Sinon comme le rapportait The Guardian (quotidien britannique), dans une étude approfondie en juillet dernier, au cours de la première moitié de 2018, le tennisman Rafael Nadal (N°1 masculin à l’époque), avait gagné considérablement plus par tournoi que Simona Halep, la N° 1 féminine.

Et Serena Williams était la seule athlète féminine à figurer au N°51 de la liste des 100 athlètes les mieux payés de 2017, selon Forbes. Elle n’a pas été inscrite sur cette liste pour 2018 sur laquelle aucune femme ne figurait.

En cyclisme, selon ESPNW, les toutes premières coureuses gagneront 38 000 Euros d’ici 2023. C’est ce que gagnent déjà les hommes du niveau inférieur continental. Les deux tiers des femmes professionnelles gagnent maintenant 10 000 dollars ou moins par an.

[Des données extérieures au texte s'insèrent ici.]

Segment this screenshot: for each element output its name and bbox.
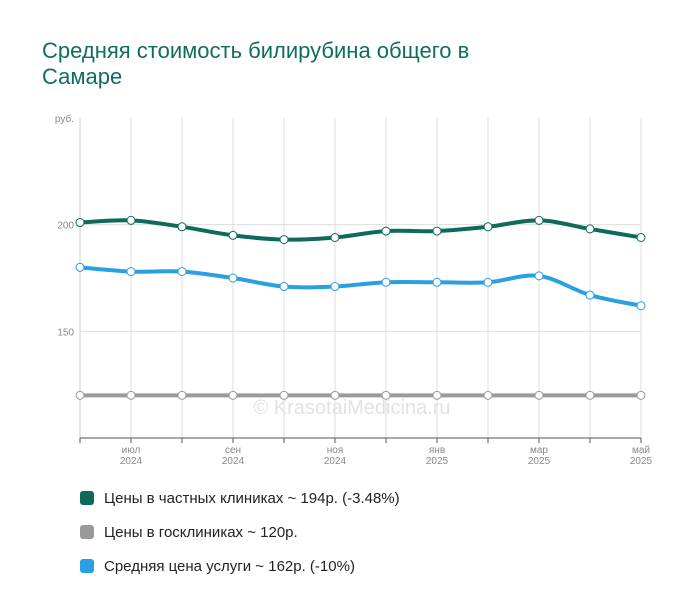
point (483, 390, 493, 400)
point (636, 390, 646, 400)
point (432, 277, 442, 287)
point (279, 390, 289, 400)
x-tick-label: 2025 (630, 456, 653, 467)
watermark: © KrasotaiMedicina.ru (253, 397, 450, 419)
x-tick-label: июл (122, 445, 141, 456)
point (534, 390, 544, 400)
legend-swatch (80, 559, 94, 573)
point (381, 277, 391, 287)
x-tick-label: 2025 (528, 456, 551, 467)
point (330, 390, 340, 400)
legend-label: Средняя цена услуги ~ 162р. (-10%) (104, 558, 355, 575)
x-tick-label: май (632, 445, 650, 456)
point (177, 267, 187, 277)
point (381, 226, 391, 236)
point (585, 224, 595, 234)
point (483, 222, 493, 232)
point (126, 215, 136, 225)
x-tick-label: ноя (327, 445, 344, 456)
legend-swatch (80, 525, 94, 539)
point (432, 226, 442, 236)
chart-title: Самаре (42, 64, 122, 89)
point (534, 271, 544, 281)
y-tick-label: 200 (57, 221, 74, 232)
x-tick-label: янв (429, 445, 445, 456)
x-tick-label: 2024 (222, 456, 245, 467)
point (126, 267, 136, 277)
series-line (79, 265, 642, 308)
point (636, 301, 646, 311)
point (177, 390, 187, 400)
legend-label: Цены в частных клиниках ~ 194р. (-3.48%) (104, 490, 400, 507)
point (279, 235, 289, 245)
point (330, 232, 340, 242)
point (432, 390, 442, 400)
point (228, 273, 238, 283)
point (75, 262, 85, 272)
point (177, 222, 187, 232)
point (381, 390, 391, 400)
point (636, 232, 646, 242)
point (75, 218, 85, 228)
point (75, 390, 85, 400)
point (228, 390, 238, 400)
chart-title: Средняя стоимость билирубина общего в (42, 38, 469, 63)
legend-label: Цены в госклиниках ~ 120р. (104, 524, 298, 541)
y-axis-label: руб. (55, 113, 74, 125)
point (330, 282, 340, 292)
point (585, 390, 595, 400)
y-tick-label: 150 (57, 327, 74, 338)
point (483, 277, 493, 287)
series-line (79, 218, 642, 242)
x-tick-label: сен (225, 445, 241, 456)
point (534, 215, 544, 225)
point (585, 290, 595, 300)
x-tick-label: 2024 (120, 456, 143, 467)
point (279, 282, 289, 292)
legend-swatch (80, 491, 94, 505)
point (126, 390, 136, 400)
point (228, 230, 238, 240)
x-tick-label: 2025 (426, 456, 449, 467)
x-tick-label: мар (530, 445, 548, 456)
x-tick-label: 2024 (324, 456, 347, 467)
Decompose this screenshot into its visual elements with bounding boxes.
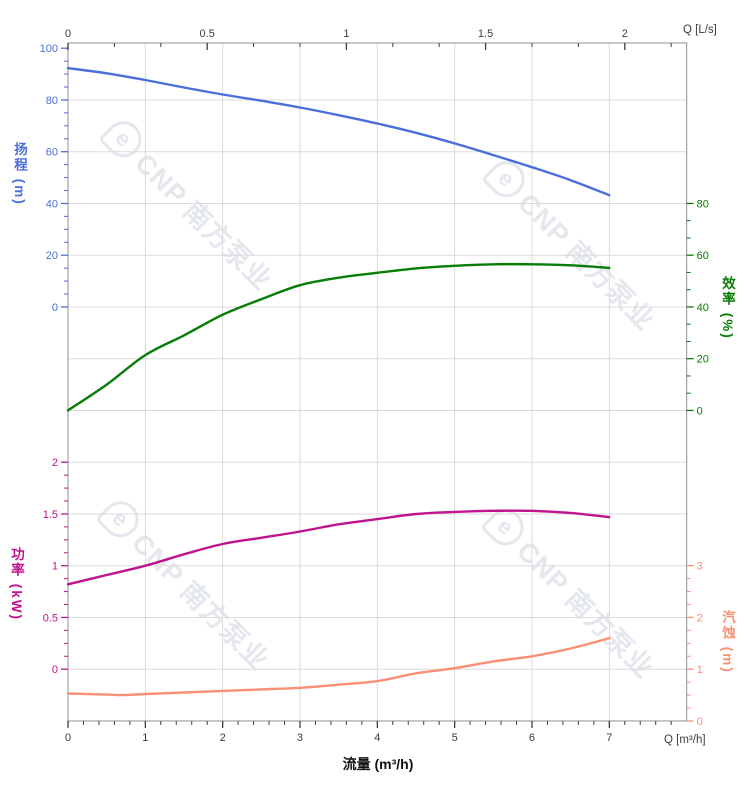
- gridlines: [68, 43, 687, 721]
- power-tick-label: 0.5: [43, 612, 58, 624]
- bottom-tick-label: 0: [65, 732, 71, 744]
- bottom-tick-label: 1: [142, 732, 148, 744]
- npsh-tick-label: 3: [697, 561, 703, 573]
- top-tick-label: 2: [622, 28, 628, 40]
- efficiency-axis-title: 效率 (%): [720, 276, 735, 340]
- bottom-tick-label: 5: [452, 732, 458, 744]
- flow-axis-title: 流量 (m³/h): [342, 756, 414, 772]
- head-tick-label: 100: [40, 43, 58, 55]
- bottom-tick-label: 4: [374, 732, 380, 744]
- bottom-tick-label: 7: [606, 732, 612, 744]
- power-curve: [66, 509, 611, 586]
- eff-tick-label: 20: [697, 354, 709, 366]
- bottom-tick-label: 6: [529, 732, 535, 744]
- efficiency-curve: [66, 262, 611, 412]
- eff-tick-label: 0: [697, 405, 703, 417]
- head-tick-label: 0: [52, 302, 58, 314]
- top-tick-label: 1.5: [478, 28, 493, 40]
- npsh-tick-label: 0: [697, 716, 703, 728]
- npsh-tick-label: 2: [697, 612, 703, 624]
- head-axis: 0 20 40 60 80 100: [40, 43, 68, 314]
- power-tick-label: 0: [52, 664, 58, 676]
- head-tick-label: 20: [46, 250, 58, 262]
- bottom-tick-label: 3: [297, 732, 303, 744]
- npsh-axis: 0 1 2 3: [686, 561, 703, 728]
- top-axis: 0 0.5 1 1.5 2: [65, 28, 672, 50]
- eff-tick-label: 60: [697, 250, 709, 262]
- top-tick-label: 0: [65, 28, 71, 40]
- power-tick-label: 2: [52, 457, 58, 469]
- power-axis-title: 功率 (kW): [9, 547, 24, 621]
- power-tick-label: 1.5: [43, 509, 58, 521]
- top-axis-unit-label: Q [L/s]: [683, 24, 717, 36]
- head-tick-label: 40: [46, 198, 58, 210]
- bottom-axis-unit-label: Q [m³/h]: [664, 734, 706, 746]
- head-tick-label: 80: [46, 95, 58, 107]
- bottom-axis: 0 1 2 3 4 5 6 7: [65, 720, 672, 744]
- top-tick-label: 1: [343, 28, 349, 40]
- head-tick-label: 60: [46, 147, 58, 159]
- head-axis-title: 扬程 (m): [12, 142, 27, 206]
- top-tick-label: 0.5: [200, 28, 215, 40]
- eff-tick-label: 40: [697, 302, 709, 314]
- power-tick-label: 1: [52, 561, 58, 573]
- npsh-tick-label: 1: [697, 664, 703, 676]
- eff-axis: 0 20 40 60 80: [686, 198, 709, 417]
- bottom-tick-label: 2: [220, 732, 226, 744]
- head-curve: [66, 66, 611, 197]
- npsh-curve: [66, 637, 611, 697]
- power-axis: 0 0.5 1 1.5 2: [43, 457, 68, 676]
- eff-tick-label: 80: [697, 198, 709, 210]
- npsh-axis-title: 汽蚀 (m): [720, 610, 735, 674]
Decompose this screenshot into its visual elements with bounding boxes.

La Coupe du monde féminine de basket-ball se déroulera en France. Pour leur victoire dans ce tournoi en 2015, les Américaines ont remporté un total de 2 millions de dollars US. L’année précédente, l’équipe masculine allemande avait gagné 35 millions de dollars pour avoir gagné. Eliminée au Brésil en huitièmes de finale, l’équipe masculine américaine a empoché 8 millions de dollars. Donc quatre fois plus qu’Américaines championnes du monde.

En avril 2017, dans le cadre d’une négociation de plus en plus complexe, la fédération de football des États-Unis a convenu que l’équipe féminine des États-Unis disposerait désormais de meilleurs arrangements en matière d’hébergement et de voyage, ainsi que de deux ans d’arriérés de salaire lorsque leurs indemnités journalières étaient inférieures à celles des hommes.

Comme l’a rapporté le New York Times, l’accord a considérablement augmenté le salaire de base des joueurs (plus de 30 % initialement) et amélioré les primes de match qui pourraient doubler une partie de leurs revenus, passant de 200 000 dollars à 300 000 dollars par an. L’accord couvre la Coupe du monde de cette année et les Jeux olympiques de 2020. Ce que l’accord ne fait pas, c’est de garantir un salaire égal aux équipes nationales masculine et féminine des États-Unis… La liste des inégalités homme-femme dans le domaine du sport est loin d’être exhaustive !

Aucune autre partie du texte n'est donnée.